The next big thing everyone is holding onto is the metaverse and the players that are winning are the gamers who are holding onto their walled gardens. The decentralized metaverse has very few users and the reason is that the polygon counts are just not good enough for the core players/gamers/masses.
When you ask a gamer to jump into a metaverse and the twitch factor is terrible, they run out very quickly. The metaverse needs to be mobile first and the technology is too early. You can have avatars, wear clothes, go to clubs, dance around, but if your metaverse doesn’t have a mobile friendly feature to hit mainstream then you likely aren’t going far.
Gaming companies are still weary to open their walled gardens and allow decentralized assets in on a large scale. This will likely change, over the medium to long time, a long time, but the commercials you see with models staring tripping out at a painting in a museum that comes to life is not even close to ready, and users still have to put on a VR headpiece tethered to a $4,500 computer for it to really work.
It’s not going to be Meta, but friendly games with low polygon counts like Fortnite and Roblox that will continue to lead here. Marketplaces also need to enable assets on the blockchain to trade at the same speed as today’s transactional rails in order to compete.
What is clear as we move into 2022, and the construction of the metaverse begins, is that NFTs have dramatically changed the landscape of participation in the crypto ecosystem in just over a year. It is not just the male dominated bitcoin tribe in this space, it has widened to include a greater diverse and balanced social demography of users who can easily access the ecosystem for valuable social and commercial utility.
The increase in the number of more traditional products companies and distribution channels seeing opportunities to better engage customers with art, collectibles, swag, coupons, and financial products has also broadened the social base of inclusion in crypto. The emergence of many new NFT products and investments, is just around the corner, and DAO enabled networks have the power to super-scale these products.

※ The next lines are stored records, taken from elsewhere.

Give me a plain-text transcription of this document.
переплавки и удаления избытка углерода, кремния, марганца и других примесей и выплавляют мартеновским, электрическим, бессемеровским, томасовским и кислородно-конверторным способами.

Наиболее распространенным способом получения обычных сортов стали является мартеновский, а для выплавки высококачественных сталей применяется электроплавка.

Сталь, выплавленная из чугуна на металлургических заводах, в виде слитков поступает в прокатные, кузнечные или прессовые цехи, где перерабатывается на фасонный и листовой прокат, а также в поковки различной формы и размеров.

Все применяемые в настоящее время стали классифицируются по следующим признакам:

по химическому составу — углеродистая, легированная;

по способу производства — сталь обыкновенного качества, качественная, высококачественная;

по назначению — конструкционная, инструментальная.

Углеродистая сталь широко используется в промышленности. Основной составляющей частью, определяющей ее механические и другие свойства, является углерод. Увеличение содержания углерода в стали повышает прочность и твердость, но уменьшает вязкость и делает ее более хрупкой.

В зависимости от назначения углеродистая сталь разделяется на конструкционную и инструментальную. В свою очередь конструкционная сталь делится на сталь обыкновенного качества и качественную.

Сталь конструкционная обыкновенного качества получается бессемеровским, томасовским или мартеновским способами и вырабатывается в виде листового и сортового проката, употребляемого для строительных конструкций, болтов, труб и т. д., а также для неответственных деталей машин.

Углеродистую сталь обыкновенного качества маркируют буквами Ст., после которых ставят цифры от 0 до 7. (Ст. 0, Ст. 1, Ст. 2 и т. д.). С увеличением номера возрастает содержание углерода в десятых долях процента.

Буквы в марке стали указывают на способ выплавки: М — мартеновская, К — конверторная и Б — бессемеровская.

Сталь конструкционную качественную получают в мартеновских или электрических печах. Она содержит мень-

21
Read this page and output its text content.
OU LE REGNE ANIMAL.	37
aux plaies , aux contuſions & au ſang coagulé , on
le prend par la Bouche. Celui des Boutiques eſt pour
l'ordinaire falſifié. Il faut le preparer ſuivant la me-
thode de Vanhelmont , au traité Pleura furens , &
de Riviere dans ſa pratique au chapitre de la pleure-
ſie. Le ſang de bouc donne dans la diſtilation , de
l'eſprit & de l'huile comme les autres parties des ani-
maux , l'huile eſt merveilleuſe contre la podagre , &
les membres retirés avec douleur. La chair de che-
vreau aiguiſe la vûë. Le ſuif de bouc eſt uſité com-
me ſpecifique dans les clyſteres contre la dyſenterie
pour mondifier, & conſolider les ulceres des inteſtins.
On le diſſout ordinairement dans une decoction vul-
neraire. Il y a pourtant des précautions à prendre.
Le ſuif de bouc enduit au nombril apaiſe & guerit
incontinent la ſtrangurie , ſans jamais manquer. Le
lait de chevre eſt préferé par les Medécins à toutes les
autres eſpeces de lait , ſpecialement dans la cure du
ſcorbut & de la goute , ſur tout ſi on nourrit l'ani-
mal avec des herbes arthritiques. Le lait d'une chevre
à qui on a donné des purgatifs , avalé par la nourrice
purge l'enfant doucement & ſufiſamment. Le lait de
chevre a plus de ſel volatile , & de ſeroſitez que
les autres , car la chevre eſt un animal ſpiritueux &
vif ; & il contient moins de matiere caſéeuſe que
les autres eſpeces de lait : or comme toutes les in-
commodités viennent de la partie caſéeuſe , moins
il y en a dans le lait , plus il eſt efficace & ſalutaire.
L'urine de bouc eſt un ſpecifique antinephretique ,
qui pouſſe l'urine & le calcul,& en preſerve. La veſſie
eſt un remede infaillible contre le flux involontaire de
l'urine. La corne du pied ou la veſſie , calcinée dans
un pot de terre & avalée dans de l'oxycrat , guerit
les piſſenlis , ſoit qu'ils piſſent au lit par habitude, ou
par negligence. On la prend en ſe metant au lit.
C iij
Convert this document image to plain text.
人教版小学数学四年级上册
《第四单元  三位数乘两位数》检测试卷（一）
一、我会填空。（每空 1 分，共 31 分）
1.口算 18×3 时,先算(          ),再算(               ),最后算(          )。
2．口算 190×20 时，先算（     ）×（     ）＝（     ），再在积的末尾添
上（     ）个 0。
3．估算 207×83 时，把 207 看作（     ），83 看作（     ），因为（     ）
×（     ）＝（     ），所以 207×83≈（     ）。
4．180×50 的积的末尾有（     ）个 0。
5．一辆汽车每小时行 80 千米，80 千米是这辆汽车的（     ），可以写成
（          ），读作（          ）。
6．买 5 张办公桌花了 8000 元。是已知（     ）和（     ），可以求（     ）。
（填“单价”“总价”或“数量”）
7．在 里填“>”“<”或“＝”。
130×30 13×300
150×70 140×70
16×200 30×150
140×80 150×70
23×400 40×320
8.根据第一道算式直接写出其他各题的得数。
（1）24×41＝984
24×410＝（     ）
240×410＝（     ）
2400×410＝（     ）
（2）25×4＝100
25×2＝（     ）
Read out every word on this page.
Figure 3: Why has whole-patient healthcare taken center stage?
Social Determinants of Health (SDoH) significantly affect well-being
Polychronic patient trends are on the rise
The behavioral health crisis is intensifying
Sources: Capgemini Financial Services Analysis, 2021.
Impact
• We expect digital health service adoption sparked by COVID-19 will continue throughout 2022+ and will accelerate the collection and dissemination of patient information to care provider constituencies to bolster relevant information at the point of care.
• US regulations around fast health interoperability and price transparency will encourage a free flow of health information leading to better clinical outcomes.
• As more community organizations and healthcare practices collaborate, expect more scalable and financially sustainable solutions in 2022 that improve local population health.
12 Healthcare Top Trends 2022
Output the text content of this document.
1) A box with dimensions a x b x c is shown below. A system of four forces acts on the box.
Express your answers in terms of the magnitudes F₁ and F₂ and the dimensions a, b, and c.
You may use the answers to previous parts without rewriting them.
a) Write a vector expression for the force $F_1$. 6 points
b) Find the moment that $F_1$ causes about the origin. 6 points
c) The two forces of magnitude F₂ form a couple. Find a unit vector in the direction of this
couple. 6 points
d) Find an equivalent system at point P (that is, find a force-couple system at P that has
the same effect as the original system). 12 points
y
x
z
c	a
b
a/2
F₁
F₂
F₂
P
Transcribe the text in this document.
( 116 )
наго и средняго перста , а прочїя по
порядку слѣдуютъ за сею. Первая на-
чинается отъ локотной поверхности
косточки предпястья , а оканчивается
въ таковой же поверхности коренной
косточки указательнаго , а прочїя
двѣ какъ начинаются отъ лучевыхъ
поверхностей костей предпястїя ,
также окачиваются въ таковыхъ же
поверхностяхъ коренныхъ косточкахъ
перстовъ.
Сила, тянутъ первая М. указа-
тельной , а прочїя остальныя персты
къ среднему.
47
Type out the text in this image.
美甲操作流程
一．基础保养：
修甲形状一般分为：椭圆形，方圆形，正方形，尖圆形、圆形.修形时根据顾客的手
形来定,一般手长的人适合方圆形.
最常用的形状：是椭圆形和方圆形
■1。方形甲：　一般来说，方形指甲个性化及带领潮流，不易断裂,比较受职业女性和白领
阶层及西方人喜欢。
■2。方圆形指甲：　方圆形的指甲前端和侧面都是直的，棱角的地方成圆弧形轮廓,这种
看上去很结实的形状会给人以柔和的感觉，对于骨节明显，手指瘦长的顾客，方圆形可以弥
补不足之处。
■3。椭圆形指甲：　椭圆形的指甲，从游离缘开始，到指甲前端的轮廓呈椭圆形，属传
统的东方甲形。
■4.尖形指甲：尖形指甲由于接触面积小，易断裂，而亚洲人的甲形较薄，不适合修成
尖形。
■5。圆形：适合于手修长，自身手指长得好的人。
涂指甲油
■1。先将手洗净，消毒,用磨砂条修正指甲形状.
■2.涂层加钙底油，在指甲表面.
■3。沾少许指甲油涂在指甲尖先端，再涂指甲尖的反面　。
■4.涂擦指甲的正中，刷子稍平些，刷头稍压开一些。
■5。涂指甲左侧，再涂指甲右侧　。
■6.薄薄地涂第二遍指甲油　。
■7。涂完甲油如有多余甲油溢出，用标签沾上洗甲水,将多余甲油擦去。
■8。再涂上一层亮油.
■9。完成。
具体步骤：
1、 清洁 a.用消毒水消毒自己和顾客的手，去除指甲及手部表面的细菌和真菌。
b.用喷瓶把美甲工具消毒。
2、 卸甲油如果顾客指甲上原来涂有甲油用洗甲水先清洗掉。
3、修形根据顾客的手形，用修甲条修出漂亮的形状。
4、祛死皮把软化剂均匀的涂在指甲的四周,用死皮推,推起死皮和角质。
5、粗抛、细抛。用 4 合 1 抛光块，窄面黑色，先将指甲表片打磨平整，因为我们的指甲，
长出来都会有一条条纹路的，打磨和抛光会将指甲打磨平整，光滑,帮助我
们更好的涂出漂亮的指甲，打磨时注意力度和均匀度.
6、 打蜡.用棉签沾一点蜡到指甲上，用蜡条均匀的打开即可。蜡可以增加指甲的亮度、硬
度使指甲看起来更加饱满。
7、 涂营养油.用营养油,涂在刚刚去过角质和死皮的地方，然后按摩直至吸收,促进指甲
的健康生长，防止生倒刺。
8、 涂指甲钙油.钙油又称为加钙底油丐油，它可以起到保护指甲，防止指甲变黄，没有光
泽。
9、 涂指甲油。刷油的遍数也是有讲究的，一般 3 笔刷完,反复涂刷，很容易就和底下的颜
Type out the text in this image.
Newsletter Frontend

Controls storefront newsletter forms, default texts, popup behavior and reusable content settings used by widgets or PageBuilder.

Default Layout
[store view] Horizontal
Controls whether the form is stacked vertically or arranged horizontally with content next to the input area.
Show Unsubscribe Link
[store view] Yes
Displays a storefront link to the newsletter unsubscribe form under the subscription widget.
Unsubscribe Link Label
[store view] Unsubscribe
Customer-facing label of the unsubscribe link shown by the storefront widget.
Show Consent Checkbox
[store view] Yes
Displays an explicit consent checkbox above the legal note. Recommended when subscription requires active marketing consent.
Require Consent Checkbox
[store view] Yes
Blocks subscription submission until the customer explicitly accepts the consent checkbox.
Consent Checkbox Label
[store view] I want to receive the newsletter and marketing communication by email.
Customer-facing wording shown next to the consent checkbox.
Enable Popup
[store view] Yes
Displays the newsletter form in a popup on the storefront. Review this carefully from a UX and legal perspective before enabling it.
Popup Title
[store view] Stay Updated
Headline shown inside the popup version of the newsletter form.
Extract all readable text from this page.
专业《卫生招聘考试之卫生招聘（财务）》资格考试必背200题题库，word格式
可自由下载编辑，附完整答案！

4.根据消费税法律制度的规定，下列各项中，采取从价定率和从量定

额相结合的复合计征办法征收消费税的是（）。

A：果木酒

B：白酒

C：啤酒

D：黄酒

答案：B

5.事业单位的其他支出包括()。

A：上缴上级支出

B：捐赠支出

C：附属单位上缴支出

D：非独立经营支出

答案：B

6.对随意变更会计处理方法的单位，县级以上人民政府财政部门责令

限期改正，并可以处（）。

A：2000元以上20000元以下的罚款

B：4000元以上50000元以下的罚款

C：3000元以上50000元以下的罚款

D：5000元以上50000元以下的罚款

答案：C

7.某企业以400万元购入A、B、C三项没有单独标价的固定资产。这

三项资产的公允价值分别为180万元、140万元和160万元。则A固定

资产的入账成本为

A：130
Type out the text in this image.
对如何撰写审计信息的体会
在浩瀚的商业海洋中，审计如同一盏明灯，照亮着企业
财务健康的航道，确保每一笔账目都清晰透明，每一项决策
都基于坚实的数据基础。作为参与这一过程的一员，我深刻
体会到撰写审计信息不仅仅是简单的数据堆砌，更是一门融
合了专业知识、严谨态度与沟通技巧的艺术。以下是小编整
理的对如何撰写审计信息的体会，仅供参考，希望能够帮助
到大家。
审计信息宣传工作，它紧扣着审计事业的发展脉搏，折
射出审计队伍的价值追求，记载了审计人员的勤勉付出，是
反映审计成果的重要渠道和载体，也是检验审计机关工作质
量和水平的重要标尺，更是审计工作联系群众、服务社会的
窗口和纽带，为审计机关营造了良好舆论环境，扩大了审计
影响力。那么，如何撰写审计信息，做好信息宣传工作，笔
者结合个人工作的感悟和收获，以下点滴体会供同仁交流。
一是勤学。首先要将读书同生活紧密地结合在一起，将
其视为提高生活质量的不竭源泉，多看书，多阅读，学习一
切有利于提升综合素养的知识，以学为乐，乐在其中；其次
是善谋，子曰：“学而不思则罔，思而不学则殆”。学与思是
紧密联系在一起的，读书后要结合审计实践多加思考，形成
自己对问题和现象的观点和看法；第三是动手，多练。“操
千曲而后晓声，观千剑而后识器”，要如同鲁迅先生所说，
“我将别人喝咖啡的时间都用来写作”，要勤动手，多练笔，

The move to a single simple NFT wallet, tethered to your mobile number, is a further step in reducing the friction for consumers to access products and services in crypto with a high degree of utility without having to have the technical understanding of how the crypto engine works – we are getting to the point where you can just press the ON BUTTON and go.
All of these factors are a healthy early indicator that NFTs are a bridgehead for the build out of the metaverse, and will help to better fulfil the promise of inclusion with the mass social and business adoption of crypto and digital assets products in the emerging Web3 world.